Its interesting that Seligman’s research on negative mood was initiated and became famous during a bear market of negative social mood. And his other most famous area of research, on positive mood, was later initiated and became famous during the height of the twentieth century’s roaring bull market and euphoric social mood.

In 1998 he launched the field of positive psychology, a discipline devoted to studying positive emotions and human functioning, building thriving individuals and communities, making normal life more fulfilling, and determining how things go right rather than how they go wrong. Topics studied include happiness, well-being, fulfillment and self-realization, states of pleasure and flow, flourishing, strengths and virtues, and human potential. These upbeat topics were in perfect synchrony with the positive social mood of a major bull market top. College courses on positive psychology at Harvard and other universities were among the most popular and highly attended in the curriculum.

With the Dow Jones stock average down to triple digits in the bearish 1970s, Seligman’s books included titles such as Helplessness: On Depression, Development, and Death. From that point the Dow rose more than tenfold when he launched the field of positive psychology in the late 1990s. Titles of books he wrote in the euphoric social mood and great bull market of the 1990s were Learned Optimism, Authentic Happiness, and The Optimistic Child.
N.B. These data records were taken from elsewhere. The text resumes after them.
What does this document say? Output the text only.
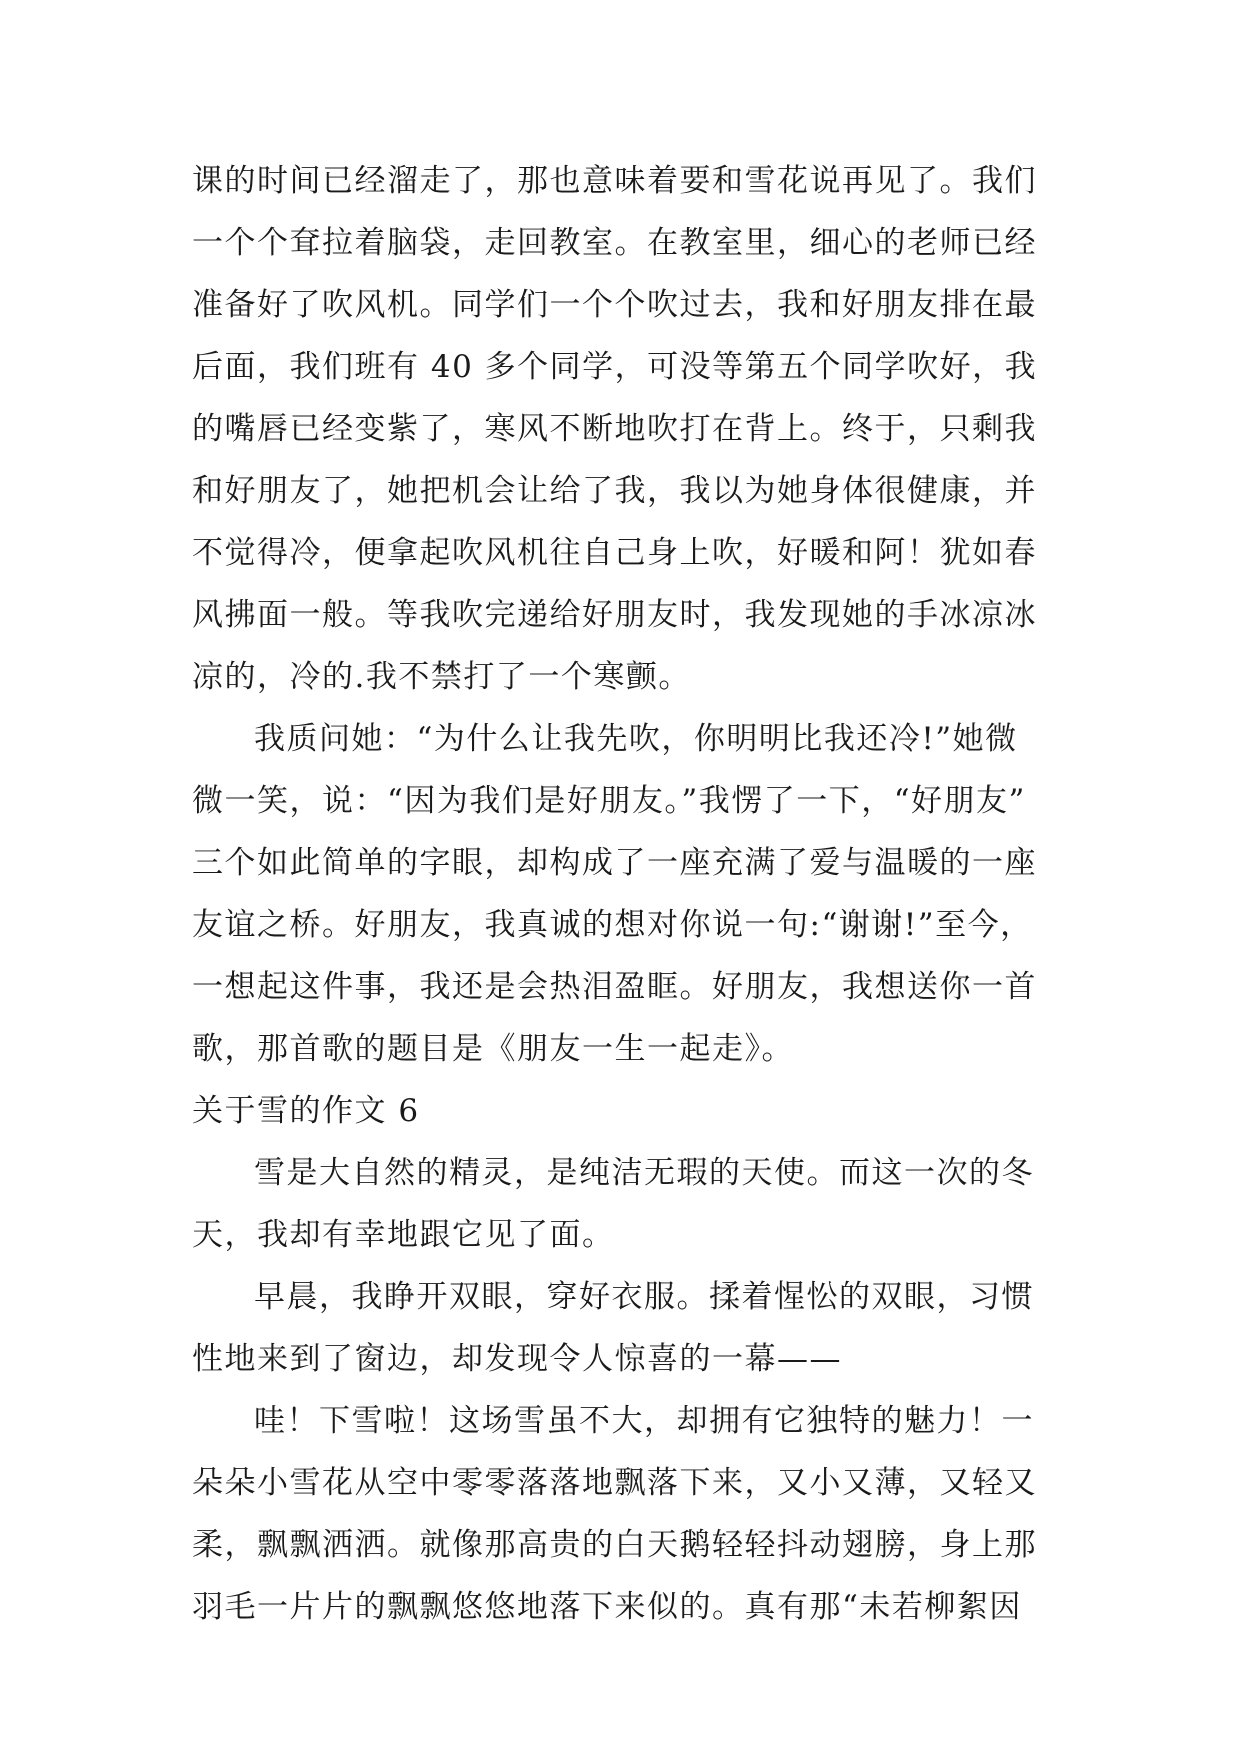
课的时间已经溜走了，那也意味着要和雪花说再见了。我们
一个个耷拉着脑袋，走回教室。在教室里，细心的老师已经
准备好了吹风机。同学们一个个吹过去，我和好朋友排在最
后面，我们班有 40 多个同学，可没等第五个同学吹好，我
的嘴唇已经变紫了，寒风不断地吹打在背上。终于，只剩我
和好朋友了，她把机会让给了我，我以为她身体很健康，并
不觉得冷，便拿起吹风机往自己身上吹，好暖和阿！犹如春
风拂面一般。等我吹完递给好朋友时，我发现她的手冰凉冰
凉的，冷的.我不禁打了一个寒颤。
我质问她：“为什么让我先吹，你明明比我还冷!”她微
微一笑，说：“因为我们是好朋友。”我愣了一下，“好朋友”
三个如此简单的字眼，却构成了一座充满了爱与温暖的一座
友谊之桥。好朋友，我真诚的想对你说一句:“谢谢!”至今，
一想起这件事，我还是会热泪盈眶。好朋友，我想送你一首
歌，那首歌的题目是《朋友一生一起走》。
关于雪的作文 6
雪是大自然的精灵，是纯洁无瑕的天使。而这一次的冬
天，我却有幸地跟它见了面。
早晨，我睁开双眼，穿好衣服。揉着惺忪的双眼，习惯
性地来到了窗边，却发现令人惊喜的一幕——
哇！下雪啦！这场雪虽不大，却拥有它独特的魅力！一
朵朵小雪花从空中零零落落地飘落下来，又小又薄，又轻又
柔，飘飘洒洒。就像那高贵的白天鹅轻轻抖动翅膀，身上那
羽毛一片片的飘飘悠悠地落下来似的。真有那“未若柳絮因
Seligman went from studying learned helplessness and depression in the 1970s bear market, to learned happiness and optimism in the 1990s bull market. And his research resonated with other psychologists and the general public because it fit the tenor of the times.

In this sense, Seligman has been a behavioral science mood barometer, like Madonna and other successful artists have been in their fields, staying in the forefront by shaping their interests and creative output in harmony with prevailing social mood. Some creative individuals have the valuable ability to sense shifts in social mood and adeptly change their focus in tune with it.
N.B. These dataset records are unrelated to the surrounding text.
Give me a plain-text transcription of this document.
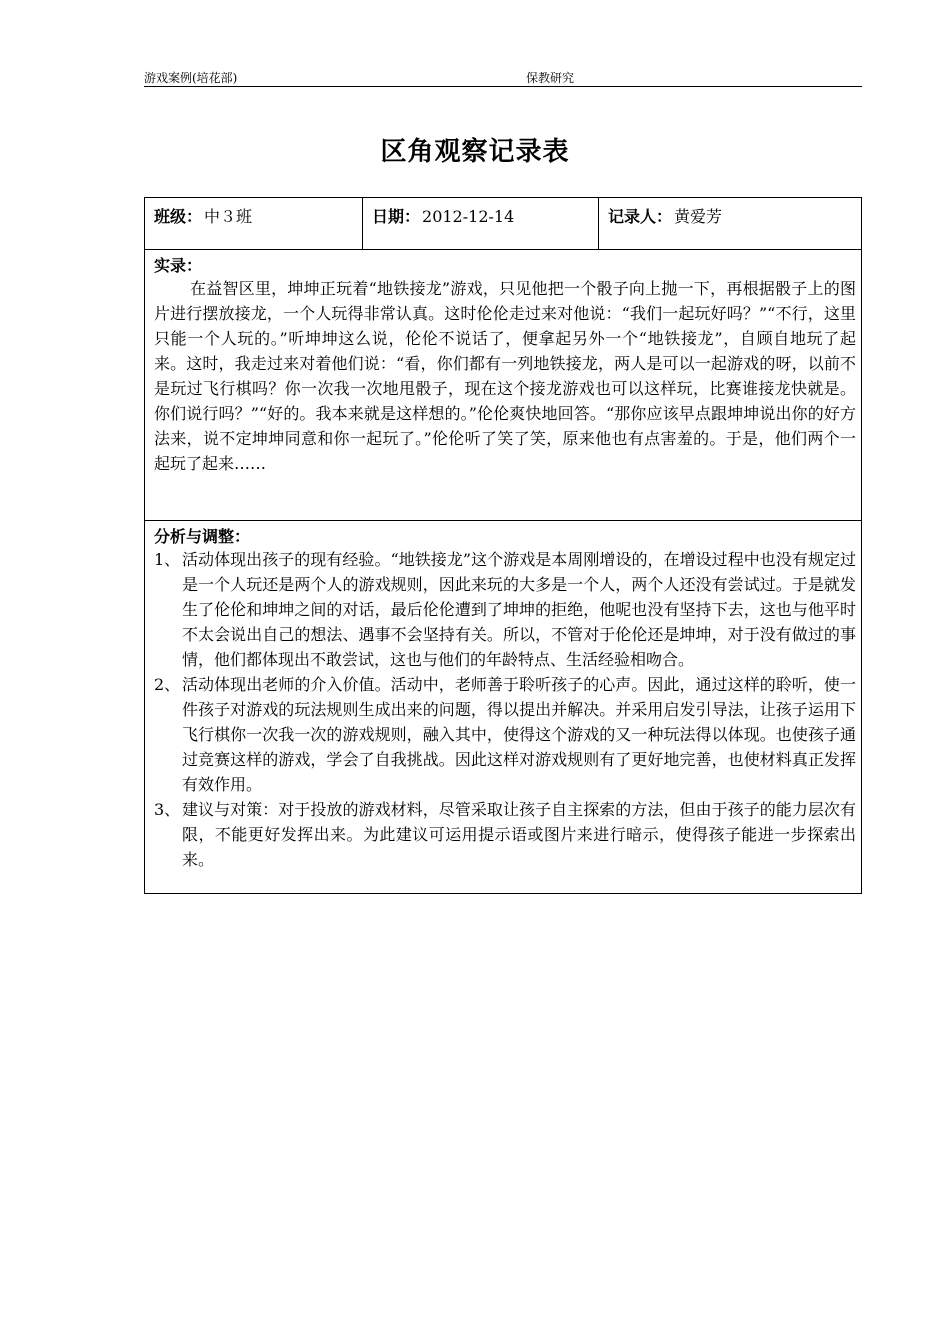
游戏案例(培花部)	保教研究
区角观察记录表
班级： 中３班	日期： 2012-12-14	记录人： 黄爱芳
实录：
在益智区里，坤坤正玩着“地铁接龙”游戏，只见他把一个骰子向上抛一下，再根据骰子上的图片进行摆放接龙，一个人玩得非常认真。这时伦伦走过来对他说：“我们一起玩好吗？”“不行，这里只能一个人玩的。”听坤坤这么说，伦伦不说话了，便拿起另外一个“地铁接龙”，自顾自地玩了起来。这时，我走过来对着他们说：“看，你们都有一列地铁接龙，两人是可以一起游戏的呀，以前不是玩过飞行棋吗？你一次我一次地甩骰子，现在这个接龙游戏也可以这样玩，比赛谁接龙快就是。你们说行吗？”“好的。我本来就是这样想的。”伦伦爽快地回答。“那你应该早点跟坤坤说出你的好方法来，说不定坤坤同意和你一起玩了。”伦伦听了笑了笑，原来他也有点害羞的。于是，他们两个一起玩了起来……
分析与调整：
1、 活动体现出孩子的现有经验。“地铁接龙”这个游戏是本周刚增设的，在增设过程中也没有规定过是一个人玩还是两个人的游戏规则，因此来玩的大多是一个人，两个人还没有尝试过。于是就发生了伦伦和坤坤之间的对话，最后伦伦遭到了坤坤的拒绝，他呢也没有坚持下去，这也与他平时不太会说出自己的想法、遇事不会坚持有关。所以，不管对于伦伦还是坤坤，对于没有做过的事情，他们都体现出不敢尝试，这也与他们的年龄特点、生活经验相吻合。
2、 活动体现出老师的介入价值。活动中，老师善于聆听孩子的心声。因此，通过这样的聆听，使一件孩子对游戏的玩法规则生成出来的问题，得以提出并解决。并采用启发引导法，让孩子运用下飞行棋你一次我一次的游戏规则，融入其中，使得这个游戏的又一种玩法得以体现。也使孩子通过竞赛这样的游戏，学会了自我挑战。因此这样对游戏规则有了更好地完善，也使材料真正发挥有效作用。
3、 建议与对策：对于投放的游戏材料，尽管采取让孩子自主探索的方法，但由于孩子的能力层次有限，不能更好发挥出来。为此建议可运用提示语或图片来进行暗示，使得孩子能进一步探索出来。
After the long-term bull market peaked in 2000 and negative social mood ushered in two major bear markets within eight years, professional critiques emerged of positive psychology and its conceptual and scientific underpinnings. And books were published criticizing positivity itself.

In January, 2009, near the bottom of a vicious 17 month bear market, a scholar published Against Happiness: In Praise of Melancholy, a diatribe against the "happiness industry" and a call to embrace melancholy and throw off the shackles of positivity. In the same bear market, best-selling author Barbara Enrenreich published Bright-sided: How the Relentless Promotion of Positive Thinking Has Undermined America, that blamed positive thinking for the Iraq war, the housing collapse, and the economic crisis. In 2010 scholar Roger Scruton published The Uses of Pessimism that argued optimists had wrought havoc for centuries because of their naivety. In 2002, following the major bear market of 2000-2002, psychological researcher Julie Norem published The Positive Power of Negative Thinking that argued in favor of pessimism as a more effective strategy than optimism.

Its not surprising that skepticism and criticism of positive psychology would surface during a prolonged period of negative social mood. Positive psychology will likely encounter renewed popularity when the next major bull market begins.

This is not meant to minimize the substantial professional contributions of scholars like Martin Seligman, but rather to place their work in context and illustrate how social mood shapes trends in social and behavioral science. Broad intellectual trends are embedded in the social mood of their times and are inevitably affected by it. Social mood unconsciously affects the thoughts and behaviors of both thinkers and the people who evaluate their thoughts. It molds the intellectual climate that defines an era.